There have been a spate of new books lately advising women how to turn inward, change their behavior, and remake themselves to be more successful and ‘leap over’ gender barriers in the workplace. If a woman is not paid what she is worth, passed over for promotion, or even harassed, the solution, it seems, is to lean in – because eventually (soon, in fact) everyone will realize that women really should rule the world. The latest is a book by Katty Kay and Claire Shipman, The Confidence Code, in which the authors argue that the primary barrier to women’s success is not sexism but rather women’s own lack of confidence. And in one way, they are right. Confidence is gendered. Women are less confident than men (and men tend to be over- confident relative to their abilities). Of course confidence matters. But trying to solve a problem of structural sexism with a good night’s sleep, a self-help book, and a smile is a losing proposition.
In their focus on the therapeutic and their emphasis on self-help, these books foster the kind of high-cost, alienating emotional labor sociologists have been writing about since the early 1980s.
- Arlie Hochschild. 1979. The Managed Heart. Oakland, CA: University of California Press.
These books either completely ignore or actively downplay the structural causes of the confidence gap, including the way that primary schools teach girls that their opinions aren’t as valuable as boys’ opinions.
- Wellesley College Center for Research on Women. 1992. How Schools Shortchange Girls: Executive Summary.
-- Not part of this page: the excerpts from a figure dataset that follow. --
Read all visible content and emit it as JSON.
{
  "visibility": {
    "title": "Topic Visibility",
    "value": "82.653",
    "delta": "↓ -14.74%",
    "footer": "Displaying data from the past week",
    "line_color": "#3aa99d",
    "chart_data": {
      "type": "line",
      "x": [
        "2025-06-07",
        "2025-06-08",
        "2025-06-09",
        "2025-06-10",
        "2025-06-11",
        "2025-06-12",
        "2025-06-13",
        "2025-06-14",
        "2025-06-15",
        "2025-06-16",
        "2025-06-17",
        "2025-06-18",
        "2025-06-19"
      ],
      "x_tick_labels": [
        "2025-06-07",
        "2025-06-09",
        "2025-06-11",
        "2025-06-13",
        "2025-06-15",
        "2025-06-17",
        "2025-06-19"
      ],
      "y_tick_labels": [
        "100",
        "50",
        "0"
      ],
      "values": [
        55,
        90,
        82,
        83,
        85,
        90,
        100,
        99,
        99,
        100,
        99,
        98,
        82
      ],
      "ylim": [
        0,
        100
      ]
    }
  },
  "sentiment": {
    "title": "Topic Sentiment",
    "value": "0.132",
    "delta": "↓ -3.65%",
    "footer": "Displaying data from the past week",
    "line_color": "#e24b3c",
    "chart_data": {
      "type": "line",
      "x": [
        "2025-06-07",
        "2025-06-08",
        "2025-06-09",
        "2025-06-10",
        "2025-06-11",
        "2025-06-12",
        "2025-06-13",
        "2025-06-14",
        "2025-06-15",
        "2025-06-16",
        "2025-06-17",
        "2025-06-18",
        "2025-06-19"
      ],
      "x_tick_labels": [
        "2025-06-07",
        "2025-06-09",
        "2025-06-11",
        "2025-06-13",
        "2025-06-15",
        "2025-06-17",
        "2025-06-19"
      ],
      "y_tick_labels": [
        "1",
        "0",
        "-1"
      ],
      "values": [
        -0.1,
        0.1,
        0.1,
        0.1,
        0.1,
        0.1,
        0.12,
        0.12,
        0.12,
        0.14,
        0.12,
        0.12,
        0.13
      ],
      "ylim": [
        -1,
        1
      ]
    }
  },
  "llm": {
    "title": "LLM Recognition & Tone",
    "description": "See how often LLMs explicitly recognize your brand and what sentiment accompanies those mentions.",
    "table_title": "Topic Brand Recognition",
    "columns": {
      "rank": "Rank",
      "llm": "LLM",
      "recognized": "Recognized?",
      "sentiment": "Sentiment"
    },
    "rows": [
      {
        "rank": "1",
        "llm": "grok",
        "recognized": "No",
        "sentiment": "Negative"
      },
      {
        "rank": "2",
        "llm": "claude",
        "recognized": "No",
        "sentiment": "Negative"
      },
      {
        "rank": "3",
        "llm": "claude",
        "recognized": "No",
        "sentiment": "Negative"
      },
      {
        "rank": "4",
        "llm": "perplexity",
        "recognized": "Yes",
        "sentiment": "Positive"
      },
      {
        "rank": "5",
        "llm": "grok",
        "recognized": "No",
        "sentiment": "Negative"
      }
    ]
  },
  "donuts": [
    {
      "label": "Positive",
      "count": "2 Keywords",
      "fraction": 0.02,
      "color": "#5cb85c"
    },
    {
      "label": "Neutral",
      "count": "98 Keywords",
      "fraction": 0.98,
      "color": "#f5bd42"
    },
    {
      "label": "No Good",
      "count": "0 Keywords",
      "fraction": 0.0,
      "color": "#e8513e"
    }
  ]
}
American Association of University Women. Washington, D.C.
They also turn a blind eye to the fact that rational actors engage in behavior that is rewarded. Women who show the kind of confidence that men show, and who “negotiate like a man,” are often punished, not rewarded, in America’s workplaces.
- Hannah Riley Bowles, Linda Babcock, and Lei Lai. 2007. “Social Incentives for Gender Differences in the Propensity to Initiate Negotiations: Sometimes it does hurt to ask.” Organizational Behavior and Human Decision Processes 103(1): 84-103
Thus, authors like Kay and Schipman are encouraging women to fight with the weapons of the weak instead of helping us all to tackle the more difficult task of breaking down the structural barriers to women’s real and durable success.
- James C. Scott. 1987. Weapons of the Weak. New Haven, CT: Yale University Press.